Fieldwork for The Dominica Sperm Whale Project was supported by through a FNU fellowship for the Danish Council for Independent Research supplemented by a Sapere Aude Research Talent Award, a Carlsberg Foundation expedition grant, a grant from Focused on Nature, two Explorer Grants from the National Geographic Society, and supplementary grants from the Arizona Center for Nature Conservation, Quarters For Conservation, the Dansk Akustisks Selskab, Oticon Foundation, and the Dansk Tennis Fond all to SG. Further funding was provided by a Discovery and Equipment grants from the Natural Sciences and Engineering Research Council of Canada (NSERC) to Hal Whitehead of Dalhousie University and a FNU large frame grant and a Villum Foundation Grant to Peter Madsen of Aarhus University.
Author Contributions
PS JA AT DR SG RP conceptualized the study, PS JA AT developed the methods, SG and The DSWP team collected the data, SG and The DSWP team annotated the original dataset, PS SG and The DSWP team curated the data, PS conducted the analyses and authored the code provided, PS JA AT SG verified the analytical results, SG DG DR AT JA funded the study, PS wrote the manuscript, all authors contributed review and editing to the manuscript and gave final approval for publication.
Data Availability
Data from The Dominica Sperm Whale Project were collected under scientific research permits from the Fisheries Division of the Government of Dominica. The field protocols for approaching, photographing, tagging, and recording sperm whales were approved by either the University Committee on Laboratory Animals of Dalhousie University, Canada; the Animal Welfare and Ethics Committee of the University of St Andrews, Scotland; or Aarhus University, Denmark; and sometimes several or all of these across years.

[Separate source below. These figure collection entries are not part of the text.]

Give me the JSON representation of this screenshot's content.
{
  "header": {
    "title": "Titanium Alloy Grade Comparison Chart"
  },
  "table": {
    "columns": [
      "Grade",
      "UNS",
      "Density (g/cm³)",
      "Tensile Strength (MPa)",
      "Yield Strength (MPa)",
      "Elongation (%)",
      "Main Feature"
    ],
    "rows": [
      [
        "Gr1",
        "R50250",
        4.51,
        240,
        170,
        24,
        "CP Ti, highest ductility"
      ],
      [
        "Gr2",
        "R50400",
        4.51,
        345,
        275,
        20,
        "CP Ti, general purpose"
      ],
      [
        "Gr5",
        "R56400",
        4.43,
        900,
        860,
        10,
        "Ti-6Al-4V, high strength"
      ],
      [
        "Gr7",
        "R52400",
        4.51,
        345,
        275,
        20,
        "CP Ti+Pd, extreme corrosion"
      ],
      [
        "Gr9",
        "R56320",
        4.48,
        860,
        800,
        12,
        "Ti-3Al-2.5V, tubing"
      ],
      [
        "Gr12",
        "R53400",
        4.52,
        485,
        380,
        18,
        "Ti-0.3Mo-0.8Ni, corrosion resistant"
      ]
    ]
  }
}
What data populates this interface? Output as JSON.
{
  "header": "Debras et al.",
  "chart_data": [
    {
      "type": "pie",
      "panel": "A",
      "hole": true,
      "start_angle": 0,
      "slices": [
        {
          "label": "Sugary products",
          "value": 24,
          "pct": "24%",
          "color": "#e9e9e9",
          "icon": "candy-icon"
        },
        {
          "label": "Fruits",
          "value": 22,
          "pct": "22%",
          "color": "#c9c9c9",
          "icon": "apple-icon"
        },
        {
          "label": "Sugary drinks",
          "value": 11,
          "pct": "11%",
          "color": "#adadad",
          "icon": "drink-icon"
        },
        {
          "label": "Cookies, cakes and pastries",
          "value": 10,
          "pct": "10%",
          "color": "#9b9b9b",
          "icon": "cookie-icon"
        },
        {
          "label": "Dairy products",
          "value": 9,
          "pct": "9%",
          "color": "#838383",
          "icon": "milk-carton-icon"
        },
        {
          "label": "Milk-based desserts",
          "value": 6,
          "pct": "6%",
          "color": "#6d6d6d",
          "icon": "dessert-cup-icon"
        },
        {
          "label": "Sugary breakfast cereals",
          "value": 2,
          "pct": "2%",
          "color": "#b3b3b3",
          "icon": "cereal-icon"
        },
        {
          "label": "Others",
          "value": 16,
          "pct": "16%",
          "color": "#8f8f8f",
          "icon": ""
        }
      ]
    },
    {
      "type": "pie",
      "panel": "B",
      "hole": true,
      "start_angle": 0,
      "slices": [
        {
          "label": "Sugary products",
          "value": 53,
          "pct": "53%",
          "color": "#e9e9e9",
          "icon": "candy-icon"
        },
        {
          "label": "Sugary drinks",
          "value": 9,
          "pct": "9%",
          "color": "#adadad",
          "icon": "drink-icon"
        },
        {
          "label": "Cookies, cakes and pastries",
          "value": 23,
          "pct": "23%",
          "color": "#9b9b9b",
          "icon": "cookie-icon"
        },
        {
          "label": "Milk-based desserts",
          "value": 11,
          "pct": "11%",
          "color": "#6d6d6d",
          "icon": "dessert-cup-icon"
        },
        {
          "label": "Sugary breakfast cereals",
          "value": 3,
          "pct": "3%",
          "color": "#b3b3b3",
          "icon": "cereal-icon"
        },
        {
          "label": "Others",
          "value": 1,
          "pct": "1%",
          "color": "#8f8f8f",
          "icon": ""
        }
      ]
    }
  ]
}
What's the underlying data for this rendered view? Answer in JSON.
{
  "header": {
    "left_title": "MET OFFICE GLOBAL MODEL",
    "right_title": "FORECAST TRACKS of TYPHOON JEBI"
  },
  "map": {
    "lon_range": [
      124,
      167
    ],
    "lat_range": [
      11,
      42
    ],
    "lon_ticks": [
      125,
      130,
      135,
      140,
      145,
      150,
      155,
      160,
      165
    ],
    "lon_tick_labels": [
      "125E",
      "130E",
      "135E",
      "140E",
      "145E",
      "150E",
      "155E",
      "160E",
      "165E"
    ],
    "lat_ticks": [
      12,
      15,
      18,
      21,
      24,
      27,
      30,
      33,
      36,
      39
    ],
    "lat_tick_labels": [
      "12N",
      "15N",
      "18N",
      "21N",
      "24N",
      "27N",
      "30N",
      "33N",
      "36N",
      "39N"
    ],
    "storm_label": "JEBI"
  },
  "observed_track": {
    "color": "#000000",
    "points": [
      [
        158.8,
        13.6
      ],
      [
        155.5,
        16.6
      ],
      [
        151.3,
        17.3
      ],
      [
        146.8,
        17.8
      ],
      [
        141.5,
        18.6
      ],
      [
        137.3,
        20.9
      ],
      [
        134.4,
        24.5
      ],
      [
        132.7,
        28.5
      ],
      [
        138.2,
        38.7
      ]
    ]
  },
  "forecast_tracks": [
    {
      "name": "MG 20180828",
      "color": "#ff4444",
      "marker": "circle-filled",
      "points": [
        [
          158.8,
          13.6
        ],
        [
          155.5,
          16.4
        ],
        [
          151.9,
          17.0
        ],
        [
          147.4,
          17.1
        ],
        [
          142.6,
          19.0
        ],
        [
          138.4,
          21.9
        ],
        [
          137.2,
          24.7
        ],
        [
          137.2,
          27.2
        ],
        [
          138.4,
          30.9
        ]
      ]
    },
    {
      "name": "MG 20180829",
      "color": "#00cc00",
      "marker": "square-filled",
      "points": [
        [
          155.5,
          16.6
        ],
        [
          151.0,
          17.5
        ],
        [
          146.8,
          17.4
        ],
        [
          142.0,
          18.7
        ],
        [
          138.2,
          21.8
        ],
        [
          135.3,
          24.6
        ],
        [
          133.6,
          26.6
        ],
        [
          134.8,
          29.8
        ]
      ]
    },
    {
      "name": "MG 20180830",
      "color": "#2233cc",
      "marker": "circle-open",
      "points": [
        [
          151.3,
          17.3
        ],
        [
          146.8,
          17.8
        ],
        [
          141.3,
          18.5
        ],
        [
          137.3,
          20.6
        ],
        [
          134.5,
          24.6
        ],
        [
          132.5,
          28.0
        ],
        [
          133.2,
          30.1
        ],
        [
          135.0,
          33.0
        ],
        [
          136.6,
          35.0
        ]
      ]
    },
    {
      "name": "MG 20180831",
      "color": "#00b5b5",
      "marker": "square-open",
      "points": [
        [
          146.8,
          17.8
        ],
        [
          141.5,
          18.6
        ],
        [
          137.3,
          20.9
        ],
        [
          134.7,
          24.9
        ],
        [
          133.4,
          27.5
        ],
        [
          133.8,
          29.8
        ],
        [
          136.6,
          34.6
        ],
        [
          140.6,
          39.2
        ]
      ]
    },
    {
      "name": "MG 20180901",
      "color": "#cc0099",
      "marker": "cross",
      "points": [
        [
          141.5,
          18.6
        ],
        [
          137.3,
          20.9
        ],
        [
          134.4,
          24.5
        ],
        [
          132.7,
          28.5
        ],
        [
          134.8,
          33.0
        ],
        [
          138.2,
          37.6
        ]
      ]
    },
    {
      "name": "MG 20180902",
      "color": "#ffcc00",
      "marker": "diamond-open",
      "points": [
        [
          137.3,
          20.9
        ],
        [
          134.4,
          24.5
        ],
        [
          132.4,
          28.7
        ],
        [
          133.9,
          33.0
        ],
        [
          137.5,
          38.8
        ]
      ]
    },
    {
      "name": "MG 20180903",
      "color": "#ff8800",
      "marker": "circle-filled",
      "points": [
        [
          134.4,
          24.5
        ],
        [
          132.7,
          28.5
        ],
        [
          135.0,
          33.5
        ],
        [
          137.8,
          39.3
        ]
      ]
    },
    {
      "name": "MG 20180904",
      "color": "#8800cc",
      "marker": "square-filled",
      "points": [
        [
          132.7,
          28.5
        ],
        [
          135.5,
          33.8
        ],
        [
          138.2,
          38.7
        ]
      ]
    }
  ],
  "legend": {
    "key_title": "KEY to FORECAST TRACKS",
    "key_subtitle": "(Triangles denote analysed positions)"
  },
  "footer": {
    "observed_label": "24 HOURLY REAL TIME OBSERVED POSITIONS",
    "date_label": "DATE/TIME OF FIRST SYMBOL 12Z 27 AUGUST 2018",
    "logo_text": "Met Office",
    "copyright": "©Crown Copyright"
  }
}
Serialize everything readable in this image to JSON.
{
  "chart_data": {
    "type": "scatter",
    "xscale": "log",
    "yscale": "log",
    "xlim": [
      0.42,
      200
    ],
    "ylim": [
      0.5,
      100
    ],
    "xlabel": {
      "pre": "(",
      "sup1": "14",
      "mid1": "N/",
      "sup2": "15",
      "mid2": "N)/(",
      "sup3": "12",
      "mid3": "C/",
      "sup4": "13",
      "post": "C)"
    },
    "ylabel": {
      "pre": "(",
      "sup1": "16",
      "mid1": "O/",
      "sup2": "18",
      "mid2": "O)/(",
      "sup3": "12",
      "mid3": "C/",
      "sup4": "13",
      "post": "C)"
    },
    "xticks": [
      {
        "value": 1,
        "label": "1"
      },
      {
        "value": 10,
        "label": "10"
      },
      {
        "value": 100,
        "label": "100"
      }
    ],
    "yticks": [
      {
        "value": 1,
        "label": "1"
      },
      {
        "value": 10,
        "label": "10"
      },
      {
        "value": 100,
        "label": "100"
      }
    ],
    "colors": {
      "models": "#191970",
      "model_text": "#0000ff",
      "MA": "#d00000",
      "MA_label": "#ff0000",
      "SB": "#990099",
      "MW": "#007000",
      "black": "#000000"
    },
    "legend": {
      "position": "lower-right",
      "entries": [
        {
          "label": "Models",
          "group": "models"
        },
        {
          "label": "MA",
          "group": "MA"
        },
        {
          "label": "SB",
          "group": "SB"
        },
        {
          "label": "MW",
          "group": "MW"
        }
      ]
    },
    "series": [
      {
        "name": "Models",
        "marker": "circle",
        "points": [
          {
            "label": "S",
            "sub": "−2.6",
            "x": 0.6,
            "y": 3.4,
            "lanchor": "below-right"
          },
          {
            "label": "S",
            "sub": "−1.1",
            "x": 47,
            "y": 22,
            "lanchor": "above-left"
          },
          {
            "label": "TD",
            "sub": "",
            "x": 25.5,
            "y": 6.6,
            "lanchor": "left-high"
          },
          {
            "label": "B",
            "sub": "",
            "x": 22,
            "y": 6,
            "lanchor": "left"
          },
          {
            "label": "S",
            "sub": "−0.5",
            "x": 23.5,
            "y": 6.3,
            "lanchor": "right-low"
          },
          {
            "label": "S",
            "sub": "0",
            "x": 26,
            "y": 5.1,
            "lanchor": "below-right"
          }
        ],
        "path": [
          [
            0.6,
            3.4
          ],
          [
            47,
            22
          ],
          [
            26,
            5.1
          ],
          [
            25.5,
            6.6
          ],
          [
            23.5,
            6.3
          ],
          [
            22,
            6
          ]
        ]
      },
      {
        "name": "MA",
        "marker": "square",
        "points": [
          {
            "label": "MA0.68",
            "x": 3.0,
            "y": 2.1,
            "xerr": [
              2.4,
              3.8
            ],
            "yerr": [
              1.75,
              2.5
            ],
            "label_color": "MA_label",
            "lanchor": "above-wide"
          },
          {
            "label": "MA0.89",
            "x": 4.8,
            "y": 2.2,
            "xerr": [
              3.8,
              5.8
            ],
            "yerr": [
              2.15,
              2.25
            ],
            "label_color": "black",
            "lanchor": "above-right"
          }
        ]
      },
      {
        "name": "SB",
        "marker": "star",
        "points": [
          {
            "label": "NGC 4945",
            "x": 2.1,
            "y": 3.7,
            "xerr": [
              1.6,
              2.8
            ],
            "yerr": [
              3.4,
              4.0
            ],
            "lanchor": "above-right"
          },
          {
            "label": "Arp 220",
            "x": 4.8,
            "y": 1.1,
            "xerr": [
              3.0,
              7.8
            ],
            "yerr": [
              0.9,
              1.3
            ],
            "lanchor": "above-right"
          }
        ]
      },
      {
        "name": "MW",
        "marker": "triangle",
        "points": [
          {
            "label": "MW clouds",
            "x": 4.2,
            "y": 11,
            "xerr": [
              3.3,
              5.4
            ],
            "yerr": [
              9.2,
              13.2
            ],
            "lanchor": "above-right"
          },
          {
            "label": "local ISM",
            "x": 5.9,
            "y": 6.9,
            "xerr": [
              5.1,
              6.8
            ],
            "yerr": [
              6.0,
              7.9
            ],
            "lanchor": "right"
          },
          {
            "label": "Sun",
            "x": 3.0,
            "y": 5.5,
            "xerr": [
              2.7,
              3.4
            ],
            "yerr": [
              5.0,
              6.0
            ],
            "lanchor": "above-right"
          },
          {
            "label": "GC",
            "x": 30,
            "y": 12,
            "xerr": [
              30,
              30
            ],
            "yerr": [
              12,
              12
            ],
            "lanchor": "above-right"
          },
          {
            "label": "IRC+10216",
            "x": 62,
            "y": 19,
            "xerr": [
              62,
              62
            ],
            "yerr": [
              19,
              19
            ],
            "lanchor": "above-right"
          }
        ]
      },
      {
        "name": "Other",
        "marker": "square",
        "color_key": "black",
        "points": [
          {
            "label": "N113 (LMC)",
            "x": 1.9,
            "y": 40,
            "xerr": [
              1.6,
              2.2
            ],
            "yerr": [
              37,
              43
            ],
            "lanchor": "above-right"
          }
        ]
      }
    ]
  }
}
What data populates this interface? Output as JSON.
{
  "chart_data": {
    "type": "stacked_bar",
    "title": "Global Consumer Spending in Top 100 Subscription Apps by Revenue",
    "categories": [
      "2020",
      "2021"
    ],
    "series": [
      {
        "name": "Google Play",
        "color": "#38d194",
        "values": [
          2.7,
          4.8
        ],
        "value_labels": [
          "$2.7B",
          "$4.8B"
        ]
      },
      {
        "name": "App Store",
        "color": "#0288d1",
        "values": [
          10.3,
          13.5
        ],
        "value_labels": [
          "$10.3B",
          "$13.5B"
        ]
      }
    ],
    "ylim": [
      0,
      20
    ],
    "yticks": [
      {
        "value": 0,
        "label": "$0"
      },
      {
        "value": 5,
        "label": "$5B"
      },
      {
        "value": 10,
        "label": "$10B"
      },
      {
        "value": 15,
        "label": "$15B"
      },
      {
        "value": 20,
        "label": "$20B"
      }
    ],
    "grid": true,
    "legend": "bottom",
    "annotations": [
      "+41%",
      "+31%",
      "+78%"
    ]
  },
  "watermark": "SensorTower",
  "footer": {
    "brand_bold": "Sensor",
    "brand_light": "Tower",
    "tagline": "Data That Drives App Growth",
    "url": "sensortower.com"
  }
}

The dataset and custom scripts used for this study will be made available upon publication.
Acknowledgements
We thank the Chief Fisheries Officers and the Dominica Fisheries Division officers for research permits and their collaboration in data collection; all the crews of R/V Balaena and The DSWP team for data collection, curation, and annotation; as well as Dive Dominica, Al Dive, and W.E.T. Dominica for logistical support while in Dominica.
Footnotes
↵1 Throughout this paper, we use context to denote conversational context (e.g. neighboring codas) rather than behavioral context (e.g. diving), as is standard in the study of natural and formal languages (31).
↵2 This refines the finding in (33) that overlapping codas were more likely to be of the same coda type than expected by chance: sometimes codas share a duration but not a discrete type.